Борис пожал плечами.
– Я видел их целующимися, а чтобы ругались… впервые слышу…
– Она швырнула в Ольгу синюю вазу… откуда только сила взялась… я помню, как пыхтели рабочие, когда переносили ее в гостиную… втроем тащили… – Тати помолчала. – Она спит?
Борис кивнул.
– Когда-нибудь все равно придется…
– Не сейчас, – сказал Борис.
Тати вздохнула: племянник уже который год откладывал развод с женой, проявляя совершенно не свойственную ему и необъяснимую нерешительность.
Она сменила тему и заговорила о доме. Борис был против частичных ремонтов – он считал, что дом надо реставрировать и реконструировать: «Хватит затыкать дырки и латать прорехи. Нужен капитальный ремонт, а не починка подтекающих кранов». Он даже заказал проект реставрации главного здания и флигеля – речь шла о миллионах долларов – и готов был оплатить работу из своего кармана. Но для этого всей семье пришлось бы на несколько месяцев переехать в московские квартиры – сама эта мысль казалась Тати чуть ли не кощунственной. Ну и, разумеется, пришлось бы вывезти мебель, картины, бумаги, посуду, все те мелочи, которые кажутся нужными здесь, в этом доме, и тотчас утратят всякий смысл, превратятся в мусор, как только их вынесут за порог. Как-то Тати сказала, что ей дороги все эти глупые безделушки, все эти тени, звуки, запахи, призраки – дух дома, которого не вернуть, когда рабочие починят лестницу, ведущую наверх, и заменят седьмую ступеньку, больше ста лет отзывающуюся невыносимым скрипом, но без этого невыносимого скрипаневозможно представить себе дом, и как жить без этого невыносимого скрипа – Тати не представляла себе…

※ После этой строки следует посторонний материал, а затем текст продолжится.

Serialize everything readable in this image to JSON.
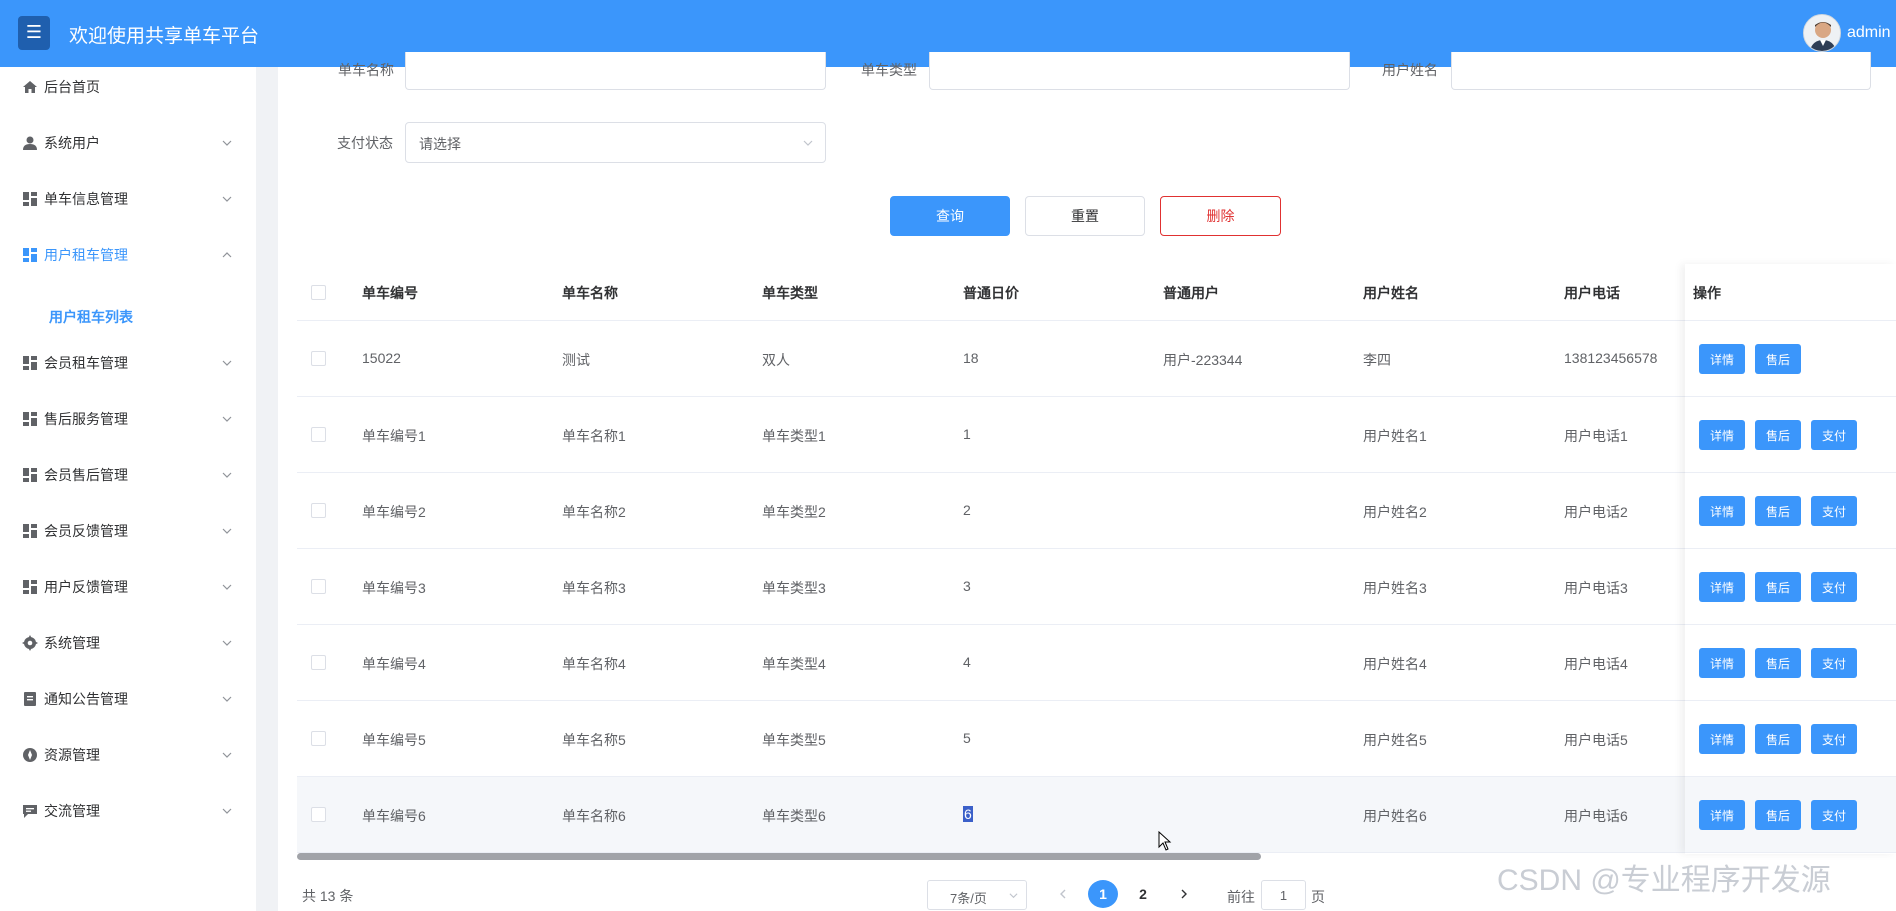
{
  "header": {
    "menu_icon": "hamburger-icon",
    "title": "欢迎使用共享单车平台",
    "user": "admin"
  },
  "sidebar": {
    "items": [
      {
        "label": "后台首页",
        "icon": "home-icon"
      },
      {
        "label": "系统用户",
        "icon": "user-icon"
      },
      {
        "label": "单车信息管理",
        "icon": "grid-icon"
      },
      {
        "label": "用户租车管理",
        "icon": "grid-icon",
        "expanded": true
      },
      {
        "label": "会员租车管理",
        "icon": "grid-icon"
      },
      {
        "label": "售后服务管理",
        "icon": "grid-icon"
      },
      {
        "label": "会员售后管理",
        "icon": "grid-icon"
      },
      {
        "label": "会员反馈管理",
        "icon": "grid-icon"
      },
      {
        "label": "用户反馈管理",
        "icon": "grid-icon"
      },
      {
        "label": "系统管理",
        "icon": "gear-icon"
      },
      {
        "label": "通知公告管理",
        "icon": "notice-icon"
      },
      {
        "label": "资源管理",
        "icon": "compass-icon"
      },
      {
        "label": "交流管理",
        "icon": "chat-icon"
      }
    ],
    "sub_item": "用户租车列表"
  },
  "filters": {
    "bike_name_label": "单车名称",
    "bike_type_label": "单车类型",
    "user_name_label": "用户姓名",
    "pay_status_label": "支付状态",
    "pay_status_placeholder": "请选择",
    "query_button": "查询",
    "reset_button": "重置",
    "delete_button": "删除"
  },
  "table": {
    "headers": [
      "单车编号",
      "单车名称",
      "单车类型",
      "普通日价",
      "普通用户",
      "用户姓名",
      "用户电话",
      "操作"
    ],
    "rows": [
      [
        "15022",
        "测试",
        "双人",
        "18",
        "用户-223344",
        "李四",
        "138123456578"
      ],
      [
        "单车编号1",
        "单车名称1",
        "单车类型1",
        "1",
        "",
        "用户姓名1",
        "用户电话1"
      ],
      [
        "单车编号2",
        "单车名称2",
        "单车类型2",
        "2",
        "",
        "用户姓名2",
        "用户电话2"
      ],
      [
        "单车编号3",
        "单车名称3",
        "单车类型3",
        "3",
        "",
        "用户姓名3",
        "用户电话3"
      ],
      [
        "单车编号4",
        "单车名称4",
        "单车类型4",
        "4",
        "",
        "用户姓名4",
        "用户电话4"
      ],
      [
        "单车编号5",
        "单车名称5",
        "单车类型5",
        "5",
        "",
        "用户姓名5",
        "用户电话5"
      ],
      [
        "单车编号6",
        "单车名称6",
        "单车类型6",
        "6",
        "",
        "用户姓名6",
        "用户电话6"
      ]
    ],
    "op_detail": "详情",
    "op_aftersale": "售后",
    "op_pay": "支付"
  },
  "pagination": {
    "total": "共 13 条",
    "page_size": "7条/页",
    "pages": [
      "1",
      "2"
    ],
    "goto_prefix": "前往",
    "goto_value": "1",
    "goto_suffix": "页"
  },
  "watermark": "CSDN @专业程序开发源",
  "colors": {
    "primary": "#3b96fb",
    "danger": "#e03131"
  }
}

Борис встал, сунул руку в карман куртки.
– Это было у нее в руке. – Он протянул что-то Тати. – В левой руке.
Это был перстень, снятый с руки князя Осорьина, казненного Иваном Грозным. Этот перстень привез из Константинополя один из полулегендарных предков Осорьиных, который состоял в свите княгини Ольги и был крещен вместе с нею. По преданию, перстень был подарен Осорьину императором Константином Багрянородным. Ценностью он обладал скорее исторической, чем эстетической, но для Тати это грубоватое золотое изделие было частью того «невыносимого скрипа», без которого жизнь утрачивает смысл, поэтому я и не удивился, когда она подняла голову и, глядя на меня в упор, проговорила сквозь зубы:
– А вот за это и я могла бы убить…
Резко встала и вышла в спальню.
Однажды Тати сказала, что она знает обо всем, что происходит в доме, а Нинон – обо всем, что происходит в доме на самом деле. Нинон никогда не подслушивала и не подглядывала: простыни, полотенца, носовые платки, халаты, манжеты и воротники рубашек, бокалы с остатками вина или окурки в пепельнице часто бывают болтливее и красноречивее людей. Если Тати была осью осорьинского мира, то Нинон – главным колесом, приводившим в движение осорьинский механизм, воплощением порядка, его знаменем и оградой. Статная, спокойная и твердая, она никогда не повышала голос, но всегда добивалась своего, умудряясь при этом держаться в тени. В юности она влюбилась без памяти в Николашу, а счастье нашла в любви к Борису, хотя и знала о его любовницах, официальных и неофициальных. Она презирала Алину, но и жалела несчастную алкоголичку, и случалось, что ночами просиживала у ее постели, когда Алина приходила в себя после очередной попытки самоубийства: несколько раз жена Бориса пыталась покончить с собой, перерезая вены на руке, но ее успевали спасти. Нинон была наследственным членом семьи, хранительницей ее тайн, «идеальной рабыней», как однажды с презрением выразился Митя, а Тати как-то назвала ее «сестрой». Для яда и меда осорьинской жизни она была таким же сосудом, что и сами Осорьины.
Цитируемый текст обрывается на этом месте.